A Agência Nacional de Saúde Suplementar (ANS) anuncia a convocação de uma audiência pública de suma importância para o setor de planos de saúde no Brasil. O objetivo central é debater e revisar as normas que regem a portabilidade de carências, um tema que tem gerado um volume expressivo de interações e reclamações por parte dos beneficiários. A iniciativa reflete a necessidade de adequar a regulamentação às demandas atuais, buscando maior clareza e eficiência para um direito fundamental do consumidor de planos de saúde.
Contexto e Relevância da Portabilidade no Setor de Saúde Suplementar
A portabilidade de carências é um mecanismo legal que permite ao beneficiário de um plano de saúde mudar para outro plano similar, em outra operadora, sem a necessidade de cumprir novos períodos de carência para procedimentos já cobertos pelo plano anterior. Esse direito é essencial para garantir a liberdade de escolha do consumidor e a competitividade entre as operadoras. No entanto, a complexidade das regras e a interpretação em alguns casos têm sido fontes recorrentes de conflito e insatisfação.
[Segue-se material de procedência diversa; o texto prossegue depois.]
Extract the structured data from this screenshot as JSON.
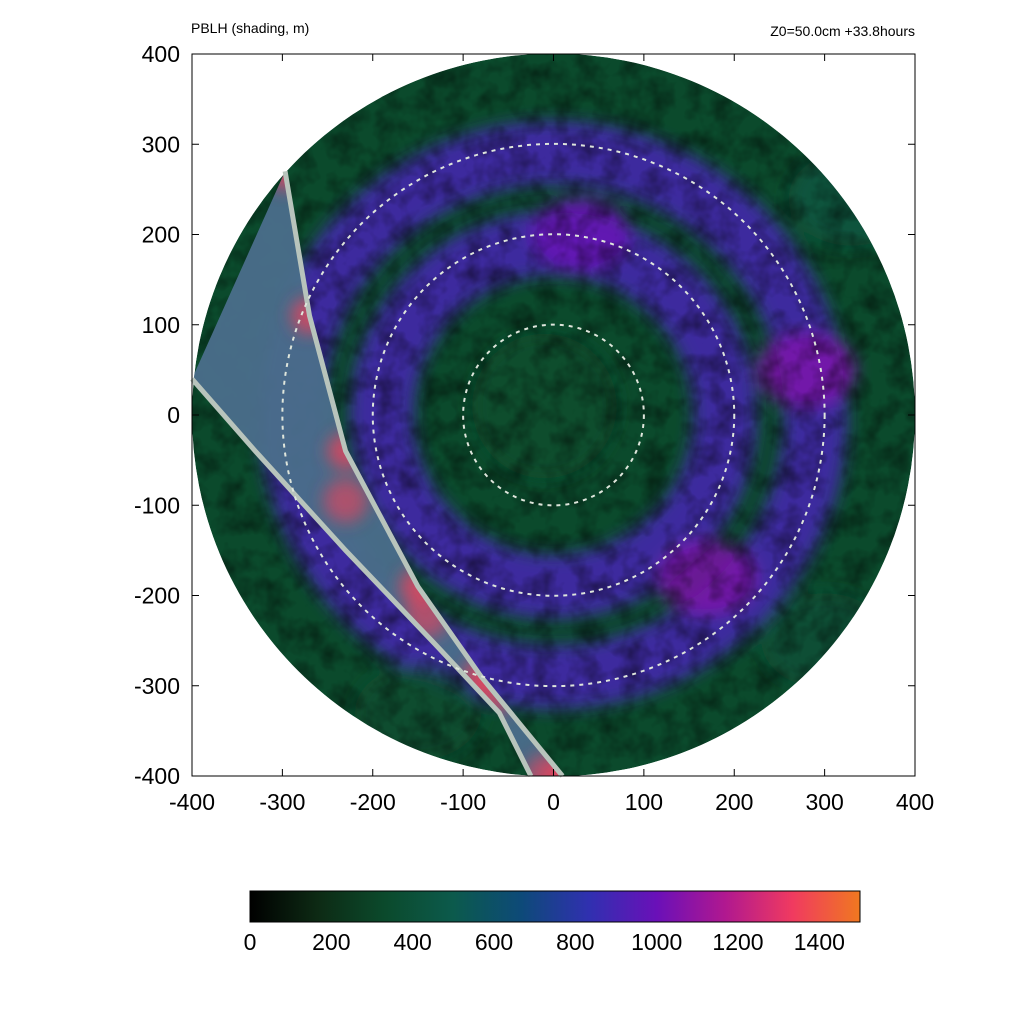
{
  "header": {
    "left_title": "PBLH (shading, m)",
    "right_title": "Z0=50.0cm  +33.8hours"
  },
  "chart_data": {
    "type": "heatmap",
    "title": "PBLH (shading, m)",
    "subtitle": "Z0=50.0cm  +33.8hours",
    "xlim": [
      -400,
      400
    ],
    "ylim": [
      -400,
      400
    ],
    "x_ticks": [
      "-400",
      "-300",
      "-200",
      "-100",
      "0",
      "100",
      "200",
      "300",
      "400"
    ],
    "y_ticks": [
      "400",
      "300",
      "200",
      "100",
      "0",
      "-100",
      "-200",
      "-300",
      "-400"
    ],
    "domain_radius": 400,
    "range_rings": [
      100,
      200,
      300
    ],
    "center": [
      0,
      0
    ],
    "masked_sector": {
      "outer_edge": [
        [
          -297,
          270
        ],
        [
          -270,
          110
        ],
        [
          -230,
          -40
        ],
        [
          -150,
          -190
        ],
        [
          -80,
          -290
        ],
        [
          10,
          -400
        ]
      ],
      "inner_edge": [
        [
          -400,
          40
        ],
        [
          -330,
          -40
        ],
        [
          -230,
          -150
        ],
        [
          -130,
          -255
        ],
        [
          -60,
          -330
        ],
        [
          -25,
          -400
        ]
      ],
      "peak_value_approx": 1350
    },
    "field_features": [
      {
        "type": "eye",
        "center": [
          -10,
          10
        ],
        "radius": 80,
        "value_approx": 350
      },
      {
        "type": "spiral_band",
        "r_mid": 190,
        "value_approx": 900
      },
      {
        "type": "spiral_band",
        "r_mid": 290,
        "value_approx": 900
      },
      {
        "type": "high_band",
        "center": [
          280,
          50
        ],
        "value_approx": 1050
      },
      {
        "type": "high_band",
        "center": [
          170,
          -180
        ],
        "value_approx": 1050
      },
      {
        "type": "high_band",
        "center": [
          30,
          200
        ],
        "value_approx": 1000
      },
      {
        "type": "low_region",
        "center": [
          -150,
          -330
        ],
        "value_approx": 350
      },
      {
        "type": "low_region",
        "center": [
          330,
          240
        ],
        "value_approx": 450
      },
      {
        "type": "low_region",
        "center": [
          300,
          -250
        ],
        "value_approx": 400
      }
    ],
    "colorbar": {
      "min": 0,
      "max": 1500,
      "ticks": [
        "0",
        "200",
        "400",
        "600",
        "800",
        "1000",
        "1200",
        "1400"
      ],
      "colors": [
        "#000000",
        "#0d2a14",
        "#0b4a2c",
        "#0c5a4c",
        "#0d4a78",
        "#3030b0",
        "#6a10b8",
        "#b01890",
        "#f03a60",
        "#f07820"
      ]
    },
    "grid": false,
    "legend": "colorbar-bottom"
  }
}
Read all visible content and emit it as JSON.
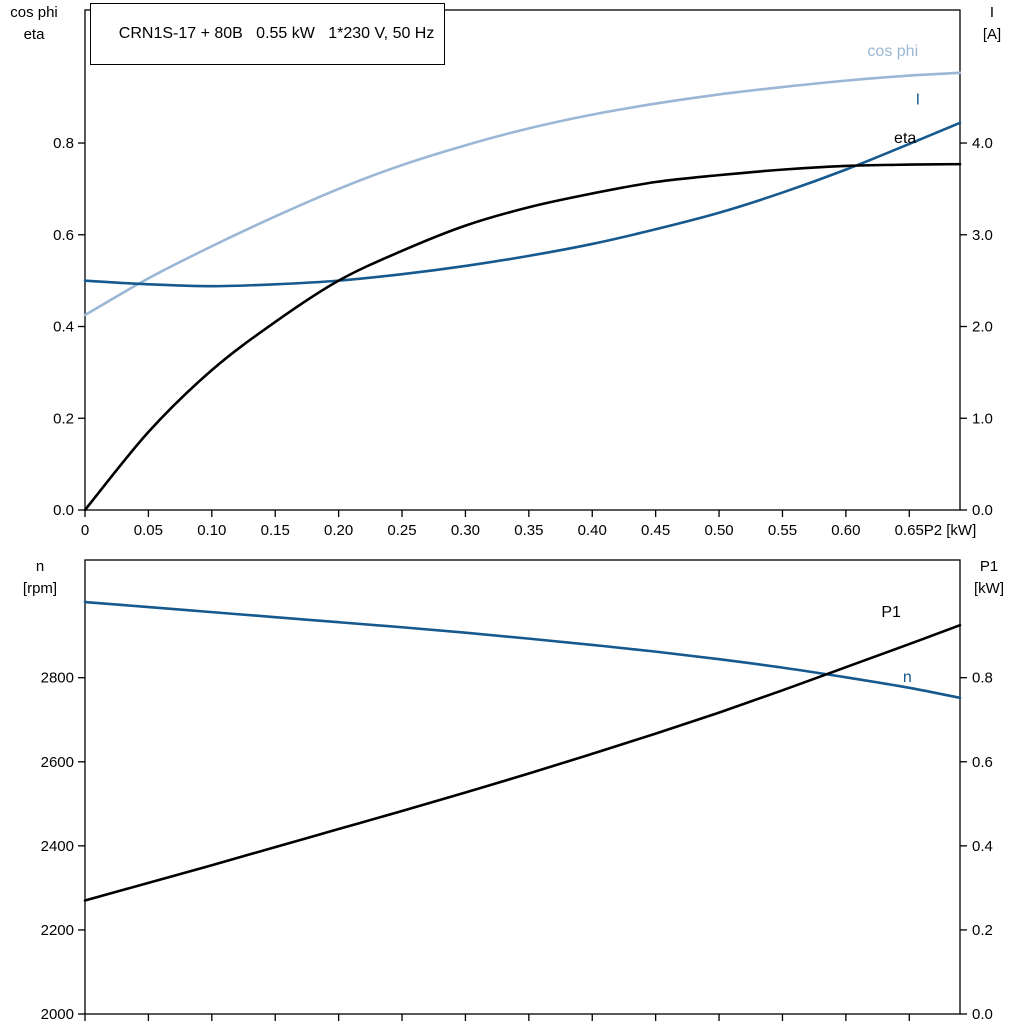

Os dados apresentados pela própria ANS ilustram a urgência da revisão. Entre 2019 e 2025, foram registrados mais de dois milhões de protocolos relacionados ao tema da portabilidade. Complementarmente, foram contabilizadas mais de mil reclamações formalizadas sobre as dificuldades enfrentadas no processo, evidenciando uma lacuna entre a intenção da norma e sua aplicação prática.
A Audiência Pública como Mecanismo de Diálogo e Aperfeiçoamento Regulatório
A audiência pública representa uma ferramenta democrática e transparente para a construção de regulamentações mais justas e eficazes. Ao abrir o debate para a sociedade civil, operadoras, prestadores de serviço, órgãos de defesa do consumidor e especialistas, a ANS busca coletar subsídios e diferentes perspectivas sobre os desafios e possíveis soluções para as normas de portabilidade.
Entre os pontos que provavelmente serão abordados e debatidos, destacam-se:
- A simplificação dos requisitos e procedimentos para a solicitação de portabilidade.
- A melhoria da comunicação e transparência das informações para os beneficiários.
- A clareza sobre os prazos e as responsabilidades das operadoras envolvidas.
- A análise de eventuais lacunas ou ambiguidades nas normativas atuais que geram insegurança jurídica.
- Propostas para reduzir o volume de reclamações e judicialização em torno do tema.
Impactos Potenciais e as Perspectivas para o Futuro da Portabilidade
A revisão das normas de portabilidade pode trazer impactos significativos para o mercado de saúde suplementar. Para os beneficiários, a expectativa é de um processo mais ágil, transparente e com menos barreiras, fortalecendo seu direito à livre escolha e à continuidade do cuidado sem interrupções desnecessárias. Para as operadoras, espera-se uma maior clareza regulatória, que pode mitigar riscos jurídicos e operacionais, ao mesmo tempo em que estimula a concorrência baseada na qualidade do serviço.
A iniciativa da ANS de engajar o público nesse processo decisório é um passo fundamental para garantir que as futuras regulamentações estejam alinhadas não apenas com as diretrizes legais, mas também com as necessidades e experiências reais dos usuários. O aprimoramento contínuo das normas é crucial para a saúde do setor e para a proteção dos direitos dos consumidores.
Conclusão
A audiência pública convocada pela ANS para revisar as normas de portabilidade de carências é uma medida oportuna e necessária. Diante do alto volume de protocolos e reclamações, a busca por uma regulamentação mais eficiente e compreensível é imperativa. O “Amplo Jurídico” acompanhará de perto os desdobramentos desse debate, ressaltando a importância do diálogo entre todos os atores envolvidos para a construção de um ambiente regulatório mais justo e equilibrado no setor de saúde suplementar brasileiro.